KUMBAKONAM, India - Flames swept through a thatch-roofed school Friday, trapping dozens of children who clawed at brick and concrete in vain to escape after many of their teachers fled. At least 88 children were killed and 22 injured.
For the burned children, big-city medical care was a five- to six-hour drive away, and some died awaiting treatment at the hospital in this southern Indian river town.
Police, blaming officials at the private school for negligence, arrested the principal.
No teachers died, and a senior fire officer said it was because they abandoned the children and ran from the burning school. But the district government administrator said it was too early to know, noting that about 700 children got out alive - probably helped by teachers.
More than 30 children survived with burn injuries, but many of them died awaiting treatment in the local government hospital, screaming in pain or lying unconscious in an emergency ward.

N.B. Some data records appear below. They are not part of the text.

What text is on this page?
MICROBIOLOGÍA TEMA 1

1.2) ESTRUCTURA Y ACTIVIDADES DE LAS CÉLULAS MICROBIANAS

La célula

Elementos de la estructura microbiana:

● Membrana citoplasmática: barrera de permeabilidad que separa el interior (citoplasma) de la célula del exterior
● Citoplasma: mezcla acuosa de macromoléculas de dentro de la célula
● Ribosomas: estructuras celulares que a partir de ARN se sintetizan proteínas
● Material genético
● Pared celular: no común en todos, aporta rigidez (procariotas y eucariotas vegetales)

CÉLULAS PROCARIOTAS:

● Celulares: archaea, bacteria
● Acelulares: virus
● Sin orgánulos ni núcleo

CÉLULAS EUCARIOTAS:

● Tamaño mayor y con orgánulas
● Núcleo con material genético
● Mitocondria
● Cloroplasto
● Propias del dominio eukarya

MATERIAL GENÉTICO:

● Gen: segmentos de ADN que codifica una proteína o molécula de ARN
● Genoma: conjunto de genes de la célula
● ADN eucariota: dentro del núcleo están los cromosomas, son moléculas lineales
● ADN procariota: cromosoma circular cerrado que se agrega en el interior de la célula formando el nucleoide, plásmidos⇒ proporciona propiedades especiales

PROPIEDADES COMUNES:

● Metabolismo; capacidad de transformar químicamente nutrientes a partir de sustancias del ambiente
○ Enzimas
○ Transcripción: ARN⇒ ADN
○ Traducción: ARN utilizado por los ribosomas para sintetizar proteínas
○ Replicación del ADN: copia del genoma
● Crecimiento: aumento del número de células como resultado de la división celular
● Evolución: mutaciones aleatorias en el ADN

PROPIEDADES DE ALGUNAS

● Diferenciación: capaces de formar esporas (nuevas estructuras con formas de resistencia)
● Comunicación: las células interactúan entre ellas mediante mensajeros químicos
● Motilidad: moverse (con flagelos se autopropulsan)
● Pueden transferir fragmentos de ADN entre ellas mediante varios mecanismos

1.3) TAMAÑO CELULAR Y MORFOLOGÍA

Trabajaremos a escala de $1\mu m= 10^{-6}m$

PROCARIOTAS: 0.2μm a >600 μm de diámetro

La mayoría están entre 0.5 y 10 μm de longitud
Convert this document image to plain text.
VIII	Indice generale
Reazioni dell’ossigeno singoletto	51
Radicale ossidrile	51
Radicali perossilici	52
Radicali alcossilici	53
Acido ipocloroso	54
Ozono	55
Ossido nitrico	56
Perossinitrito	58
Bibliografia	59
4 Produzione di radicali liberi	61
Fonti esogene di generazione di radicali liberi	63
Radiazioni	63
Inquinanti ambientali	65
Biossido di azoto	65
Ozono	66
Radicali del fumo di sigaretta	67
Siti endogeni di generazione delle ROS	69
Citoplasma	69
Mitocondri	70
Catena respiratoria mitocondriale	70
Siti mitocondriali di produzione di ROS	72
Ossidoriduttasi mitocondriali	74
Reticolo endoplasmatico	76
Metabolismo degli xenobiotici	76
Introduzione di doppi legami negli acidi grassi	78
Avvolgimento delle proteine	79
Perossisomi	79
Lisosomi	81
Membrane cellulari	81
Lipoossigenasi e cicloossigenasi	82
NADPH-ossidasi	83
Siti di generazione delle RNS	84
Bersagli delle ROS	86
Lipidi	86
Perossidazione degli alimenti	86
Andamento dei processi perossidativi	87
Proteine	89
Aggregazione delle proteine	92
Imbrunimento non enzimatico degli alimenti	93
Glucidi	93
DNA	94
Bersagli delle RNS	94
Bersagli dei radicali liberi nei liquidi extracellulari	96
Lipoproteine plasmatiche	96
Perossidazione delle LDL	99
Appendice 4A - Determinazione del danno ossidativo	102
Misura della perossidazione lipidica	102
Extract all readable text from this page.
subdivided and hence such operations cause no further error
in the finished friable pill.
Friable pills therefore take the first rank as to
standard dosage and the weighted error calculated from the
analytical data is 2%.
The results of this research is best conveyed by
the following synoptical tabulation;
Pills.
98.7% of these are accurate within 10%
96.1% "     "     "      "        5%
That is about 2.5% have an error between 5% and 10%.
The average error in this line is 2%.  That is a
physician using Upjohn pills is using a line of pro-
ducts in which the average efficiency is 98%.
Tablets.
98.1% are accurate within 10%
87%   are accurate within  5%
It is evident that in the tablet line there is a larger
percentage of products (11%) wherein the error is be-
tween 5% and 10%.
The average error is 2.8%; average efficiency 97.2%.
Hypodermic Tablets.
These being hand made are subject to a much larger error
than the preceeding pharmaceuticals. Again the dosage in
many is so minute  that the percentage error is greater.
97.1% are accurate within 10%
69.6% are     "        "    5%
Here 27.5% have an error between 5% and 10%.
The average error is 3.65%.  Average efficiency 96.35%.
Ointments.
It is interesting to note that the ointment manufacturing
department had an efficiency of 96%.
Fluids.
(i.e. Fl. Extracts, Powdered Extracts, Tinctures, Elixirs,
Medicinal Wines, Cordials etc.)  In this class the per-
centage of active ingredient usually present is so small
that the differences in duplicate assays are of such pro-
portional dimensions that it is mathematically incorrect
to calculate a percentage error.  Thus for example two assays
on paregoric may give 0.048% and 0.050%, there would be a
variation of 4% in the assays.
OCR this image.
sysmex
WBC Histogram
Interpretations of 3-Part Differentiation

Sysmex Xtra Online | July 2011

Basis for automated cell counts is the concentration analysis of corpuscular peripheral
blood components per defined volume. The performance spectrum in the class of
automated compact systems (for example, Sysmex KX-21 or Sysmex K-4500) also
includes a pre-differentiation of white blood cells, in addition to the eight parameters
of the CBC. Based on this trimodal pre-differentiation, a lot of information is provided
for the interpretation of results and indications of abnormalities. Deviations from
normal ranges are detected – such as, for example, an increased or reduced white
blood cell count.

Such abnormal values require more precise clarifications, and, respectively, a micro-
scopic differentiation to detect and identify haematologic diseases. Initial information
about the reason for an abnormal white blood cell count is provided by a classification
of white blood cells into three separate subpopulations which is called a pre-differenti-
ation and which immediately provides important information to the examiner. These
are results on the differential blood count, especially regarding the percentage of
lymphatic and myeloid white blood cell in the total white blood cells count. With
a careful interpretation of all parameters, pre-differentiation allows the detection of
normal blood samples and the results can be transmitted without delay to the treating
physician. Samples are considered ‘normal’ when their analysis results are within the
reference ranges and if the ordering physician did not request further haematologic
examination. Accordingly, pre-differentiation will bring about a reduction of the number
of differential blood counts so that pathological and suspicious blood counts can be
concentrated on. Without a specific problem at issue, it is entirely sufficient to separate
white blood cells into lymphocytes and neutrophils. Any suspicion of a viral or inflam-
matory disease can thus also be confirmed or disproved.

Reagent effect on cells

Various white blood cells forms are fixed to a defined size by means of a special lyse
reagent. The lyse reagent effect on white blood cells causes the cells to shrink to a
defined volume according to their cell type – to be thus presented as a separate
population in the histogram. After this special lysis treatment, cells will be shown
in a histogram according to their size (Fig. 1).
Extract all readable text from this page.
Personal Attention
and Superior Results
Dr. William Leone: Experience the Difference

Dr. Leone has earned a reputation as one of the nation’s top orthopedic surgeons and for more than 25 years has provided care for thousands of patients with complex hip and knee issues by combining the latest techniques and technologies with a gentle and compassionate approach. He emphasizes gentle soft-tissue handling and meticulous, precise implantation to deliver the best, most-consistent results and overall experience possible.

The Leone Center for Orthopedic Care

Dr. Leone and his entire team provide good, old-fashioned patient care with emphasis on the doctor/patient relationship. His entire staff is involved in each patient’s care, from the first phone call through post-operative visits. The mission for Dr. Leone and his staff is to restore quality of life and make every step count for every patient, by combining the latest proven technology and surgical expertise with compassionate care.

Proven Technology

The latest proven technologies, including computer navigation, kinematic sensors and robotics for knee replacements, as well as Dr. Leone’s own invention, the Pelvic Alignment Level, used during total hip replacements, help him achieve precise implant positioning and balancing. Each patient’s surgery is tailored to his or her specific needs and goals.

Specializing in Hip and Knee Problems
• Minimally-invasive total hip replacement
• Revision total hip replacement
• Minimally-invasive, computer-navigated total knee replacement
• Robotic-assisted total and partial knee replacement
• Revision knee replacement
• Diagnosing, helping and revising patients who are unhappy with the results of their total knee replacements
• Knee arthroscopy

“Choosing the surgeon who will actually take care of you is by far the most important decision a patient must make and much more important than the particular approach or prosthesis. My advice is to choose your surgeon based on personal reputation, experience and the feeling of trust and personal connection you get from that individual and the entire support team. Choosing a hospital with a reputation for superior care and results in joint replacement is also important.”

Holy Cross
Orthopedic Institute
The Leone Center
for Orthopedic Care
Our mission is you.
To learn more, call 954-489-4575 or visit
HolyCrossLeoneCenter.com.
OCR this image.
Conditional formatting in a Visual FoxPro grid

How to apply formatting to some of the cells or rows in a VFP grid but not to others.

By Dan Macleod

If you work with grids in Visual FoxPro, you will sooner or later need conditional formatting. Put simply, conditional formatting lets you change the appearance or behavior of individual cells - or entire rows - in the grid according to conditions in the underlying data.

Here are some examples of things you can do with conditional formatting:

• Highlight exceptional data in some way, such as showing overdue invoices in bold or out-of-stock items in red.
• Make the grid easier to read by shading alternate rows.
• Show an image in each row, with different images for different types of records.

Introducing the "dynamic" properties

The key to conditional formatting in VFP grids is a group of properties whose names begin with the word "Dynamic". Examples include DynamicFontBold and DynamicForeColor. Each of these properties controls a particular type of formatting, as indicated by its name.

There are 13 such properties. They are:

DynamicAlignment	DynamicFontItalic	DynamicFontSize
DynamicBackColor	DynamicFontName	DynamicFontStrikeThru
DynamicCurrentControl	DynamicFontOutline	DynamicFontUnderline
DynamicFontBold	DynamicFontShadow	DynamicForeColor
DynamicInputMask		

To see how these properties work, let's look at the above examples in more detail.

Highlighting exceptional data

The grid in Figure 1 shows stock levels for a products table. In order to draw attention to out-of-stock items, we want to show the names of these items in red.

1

The death toll rose to 88 as four more children succumbed to burn injuries at a government hospital overnight, Radhakrishnan told The Associated Press on Saturday.
Doctors applied ointment to scalded bodies. Nurses placed large banana leaves - believed to be soothing - on the children's wounds.
Parents, many crying, waved bamboo and plastic fans despite the air conditioning to cool inflamed skin. Hundreds more adults waited outside.
The fire started in a kitchen and jumped across the flammable roofs of the three-story school in Kumbakonam, a temple town in a fertile rice farming delta about 200 miles southwest of the southern city of Madras.
The Lord Krishna Middle School, with students aged 6-13, had just resumed classes in early July after recess during May and June, India's hottest months.
J. Radhakrishnan, the school district administrator, said the fire erupted at 11 a.m. when the building was packed with 800 students in rooms shared by up to six classes at a time.